February 7, 2008

Property Guide : Buying A House

All Malaysian citizens are free to purchase houses within Malaysia save for low-cost houses which can be applied for through the relevant land offices or registries based on the relevant rules for eligibility. Houses built on Malay reserved land can only be purchased by Malays. Thirty percent of each housing project is to be reserved for Bumiputra purchasers who enjoy 5% to 8% discount on the purchase price. Foreign purchasers are subject to the approval of the Foreign Investment Committee (FIC) of the Economic Planning Unit of the Prime Minister's Department based on the FIC "Guidelines on the Acquisition of Properties in Malaysia by Foreign Interests".

There are two categories of titles:
-freehold - which gives the owner perpetual ownership;
-leasehold - which allows the owner to stay in possession only for a specified period.
When the specified period ends, ownership reverts back to the authority which issued the title.
Generally, a house is issued a title for the piece of land on which the house is erected; and an apartment is issued a strata title for the specific area on the specific floor of the building in which the apartment or condominium is located. A search can be done at the relevant land offices or registries to determine whether the title is encumbered. If the title has not been issued, a search can be done on the master title on which the whole or part of the housing project is erected.

Banks and other financial institutions have different packages of housing loan to assist house buyers in their purchase. Pursuant to a recent Bank Negara guideline, house buyers can now only obtain housing loan of up to a maximum of 60% of the purchase price for the purchase of a second or subsequent house. Other than financing from a bank or financial institution, the Employees Provident Fund (EPF) currently provides two schemes of withdrawal for its depositors prior to attaining the age of 50:-
a. for purposes of buying or building a house or a shophouse consisting of a residential unit, depositors can withdraw the difference between the purchase price and the loan obtained plus 10% of the purchase price, or 30% of the total amount deposited in the EPF whichever is lower
b. for purposes of reducing or setting housing loans, depositors can withdraw 30% of the total amount deposited in the EPF, or the amount of the housing loan remaining outstanding, whichever is lower.

All purchases direct from housing developers must use the Schedule G (for purchases of houses) or the Schedule H (for purchases of apartment respectively of the Housing Developers (Control and Licensing) Act 1996 as the sale and purchase agreements. Payment of the purchase price the said Schedules G and H is by progressive payment based on completion of work as certified by the architects. Payment of the last 5% of the purchase price will be held by a firm of solicitors as stakeholders for the defect liability period, which is currently 18 months from the delivery of vacant possession.

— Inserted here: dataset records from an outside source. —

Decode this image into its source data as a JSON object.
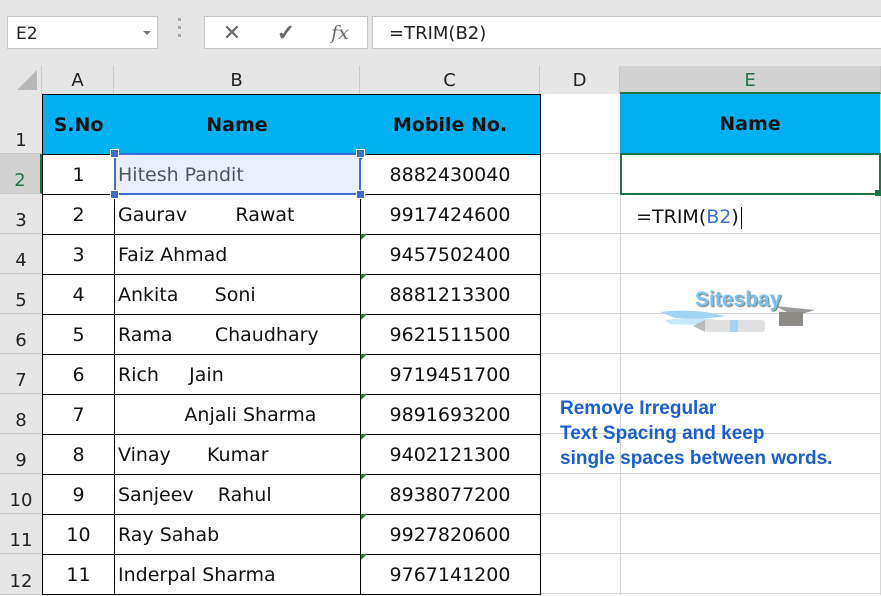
{
  "formula_bar": {
    "name_box": "E2",
    "cancel_icon": "✕",
    "enter_icon": "✓",
    "fx_label": "fx",
    "formula": "=TRIM(B2)"
  },
  "columns": [
    "A",
    "B",
    "C",
    "D",
    "E"
  ],
  "selected_column": "E",
  "rows": [
    "1",
    "2",
    "3",
    "4",
    "5",
    "6",
    "7",
    "8",
    "9",
    "10",
    "11",
    "12"
  ],
  "selected_row": "2",
  "table": {
    "headers": {
      "sno": "S.No",
      "name": "Name",
      "mobile": "Mobile No."
    },
    "records": [
      {
        "sno": "1",
        "name": "Hitesh Pandit",
        "mobile": "8882430040"
      },
      {
        "sno": "2",
        "name": "Gaurav        Rawat",
        "mobile": "9917424600"
      },
      {
        "sno": "3",
        "name": "Faiz Ahmad",
        "mobile": "9457502400"
      },
      {
        "sno": "4",
        "name": "Ankita      Soni",
        "mobile": "8881213300"
      },
      {
        "sno": "5",
        "name": "Rama       Chaudhary",
        "mobile": "9621511500"
      },
      {
        "sno": "6",
        "name": "Rich     Jain",
        "mobile": "9719451700"
      },
      {
        "sno": "7",
        "name": "           Anjali Sharma",
        "mobile": "9891693200"
      },
      {
        "sno": "8",
        "name": "Vinay      Kumar",
        "mobile": "9402121300"
      },
      {
        "sno": "9",
        "name": "Sanjeev    Rahul",
        "mobile": "8938077200"
      },
      {
        "sno": "10",
        "name": "Ray Sahab",
        "mobile": "9927820600"
      },
      {
        "sno": "11",
        "name": "Inderpal Sharma",
        "mobile": "9767141200"
      }
    ]
  },
  "result_column": {
    "header": "Name",
    "editing_cell": {
      "prefix": "=TRIM(",
      "ref": "B2",
      "suffix": ")"
    }
  },
  "watermark": "Sitesbay",
  "note": {
    "lines": [
      "Remove Irregular",
      "Text Spacing and keep",
      "single spaces between words."
    ]
  },
  "colors": {
    "header_fill": "#00b0f0",
    "selection_green": "#217346",
    "ref_blue": "#3a6fd8",
    "note_blue": "#1a5fd0"
  }
}
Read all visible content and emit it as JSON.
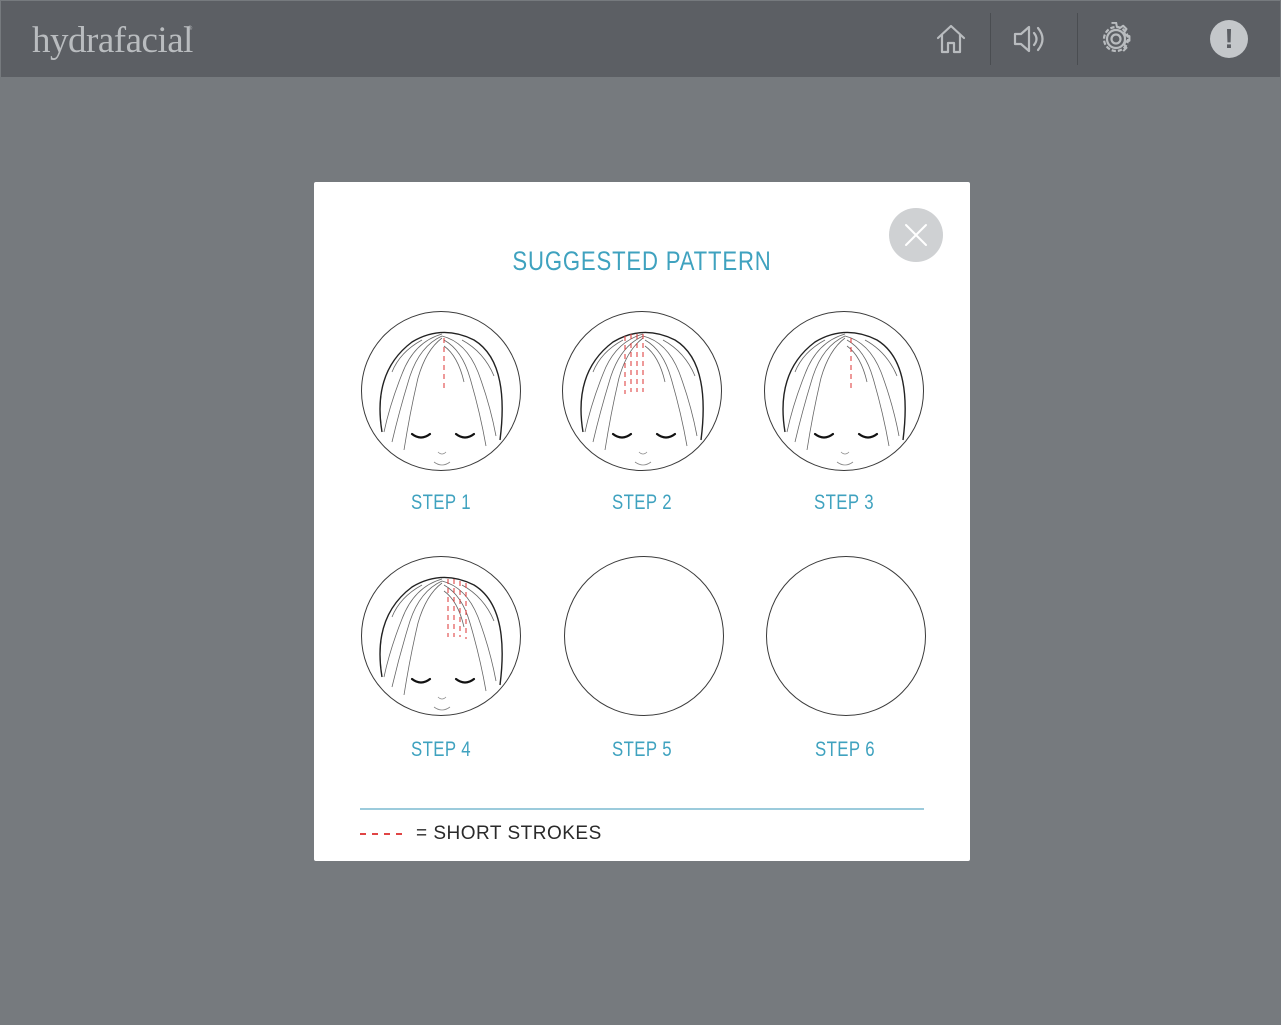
{
  "app": {
    "logo_text": "hydrafacial",
    "logo_mark": "®"
  },
  "topbar": {
    "home_label": "home-icon",
    "audio_label": "speaker-icon",
    "settings_label": "gear-icon",
    "alert_glyph": "!"
  },
  "modal": {
    "title": "SUGGESTED PATTERN",
    "steps": [
      {
        "label": "STEP 1",
        "illustration": "head-top",
        "strokes": "single-center"
      },
      {
        "label": "STEP 2",
        "illustration": "head-top",
        "strokes": "left-of-part"
      },
      {
        "label": "STEP 3",
        "illustration": "head-top",
        "strokes": "single-center"
      },
      {
        "label": "STEP 4",
        "illustration": "head-top",
        "strokes": "right-of-part"
      },
      {
        "label": "STEP 5",
        "illustration": "empty"
      },
      {
        "label": "STEP 6",
        "illustration": "empty"
      }
    ],
    "legend": {
      "text": "= SHORT STROKES",
      "dash_color": "#e04545"
    }
  },
  "colors": {
    "accent": "#3fa2bf",
    "background": "#767a7e",
    "topbar": "#5c5f64",
    "stroke_red": "#e04545"
  }
}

There are no fixed rules on the form of agreement for purchases from existing house owners (more commonly called sub-sale). However, it is common practice that upon signing of the sale and purchase agreement 10% of the purchase price be paid to the seller, and the purchaser be given 3 months to pay the balance of purchase price with an extension of 1 month if he fails to do so within the first 3 months' period. Interest at the rate of 10% per annum calculated on a daily basis is normally charged for the extension period. Payment of the balance of purchase price is usually made to the solicitors acting for the seller as stakeholders to ensure redemption of the house (if the same is still charged or assigned to a bank or financial institution at the time of sale) and payment of real property gains tax by the seller.

Other than the sale and purchase agreement, a memorandum of transfer, which is Form 14A of the National Land Code 1965, must be completed to transfer the title from the seller to the purchase. In instances where the title has not been issued, then if the purchase is from a developer, the developer will undertake in the sale and purchase agreement to transfer the title when the same is issued; and if the purchase is through a sub-sale, the transfer will be through an assignment of the sale and purchase agreement between the developer and the seller (Principal SPA) to enable the buyer to take benefit of the developer's undertaking to transfer the title contained in Principal SPA.

Stamp duty is levied on the document of transfer (i.e. the memorandum of transfer if the title has been issued, or the deed of assignment of Principal SPA if the title has not been issued) based on the purchase price as follows:-a. 1% on the first RM100,000.00
b. 2% on the next RM400,000.00
c. 3% on the nest RM1,500,000.00 and
d. 4% on the remainder (item 32 [a] of the Stamp Act 1949)

The first Schedule of the Solicitors Remuneration Order 1991 sets out the fees to be collected by lawyers for work done in handling the sale or purchase of house based on the purchase price as follows:-
1% on the first RM100,000.000.
5% on the next RM4,900,000.000.
25% on the remainder

For each sale and purchase of a house, the solicitors concerned can only collect fees based on the above scale from either the seller or the purchaser and not from both of them.